Now I am beginning the battle of unraveling her behaviors and symptoms to get the correct diagnosis. I’ve been doing a little research and am finding that ‘intellectual disability’ looks a lot like RAD. Hmmmm…it makes one think. I’ve been saying all along how there is no way her IQ score could be high when she refuses to try or cooperate while being tested.

Also, I’m hoping to determine and get a better diagnosis than Generalized Anxiety Disorder – it just doesn’t fit in my book. Her anxiety is anything but generalized!


4 thoughts on “March 1 – New battles

  1. Best wishes to you! I will say a prayer for your court battle and daughter. Custody problems can be so ridiculous. Not that everything else is a cake walk, but you know what I mean.

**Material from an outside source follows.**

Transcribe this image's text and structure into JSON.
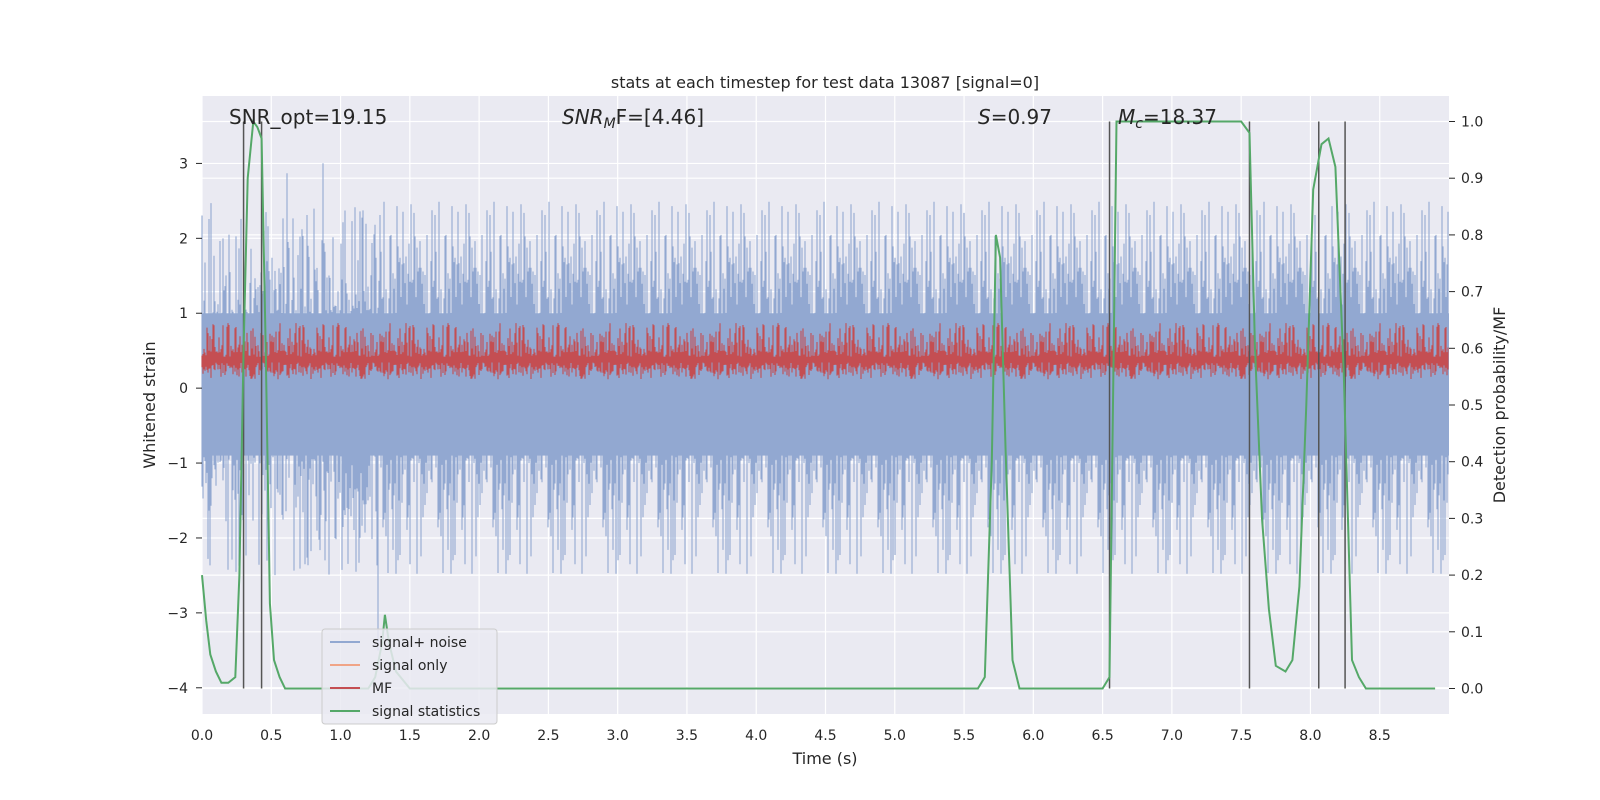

  2. It can be so hairy, can’t it? RAD and Intellectual Disabilities often look like one another, and what makes it more complicated is that they can also lead to one another. A child with RAD may have developmental delays/ID as a result of trauma/RAD, and people with ID may be more susceptible to RAD throughout their lives (depending on their developmental functioning level). I have been receiving training and doing research on this exact topic over the last few months; I am a social worker/behavior therapist for people with ID.

    Best wishes with your efforts in court and to do what is best for Ana. Glad to hear she is doing well!

    • I’m glad to hear you are researching this topic. It is a vicious cycle, isn’t it? I’m not so concerned about labels, but I like to know for my own well-being where her true disabilities are. I want to challenge her appropriately. I’d be interested in Ana participating if you are looking for case study participants!

      • My research is purely based off of what I read in other studies, so I am not doing any research of my own. I am currently working with several clients who have co-occurring diagnoses of RAD and ID, and I have been trying to determine the nest interventions and therapy strategies for them based on the available research. An interesting and challenging quest!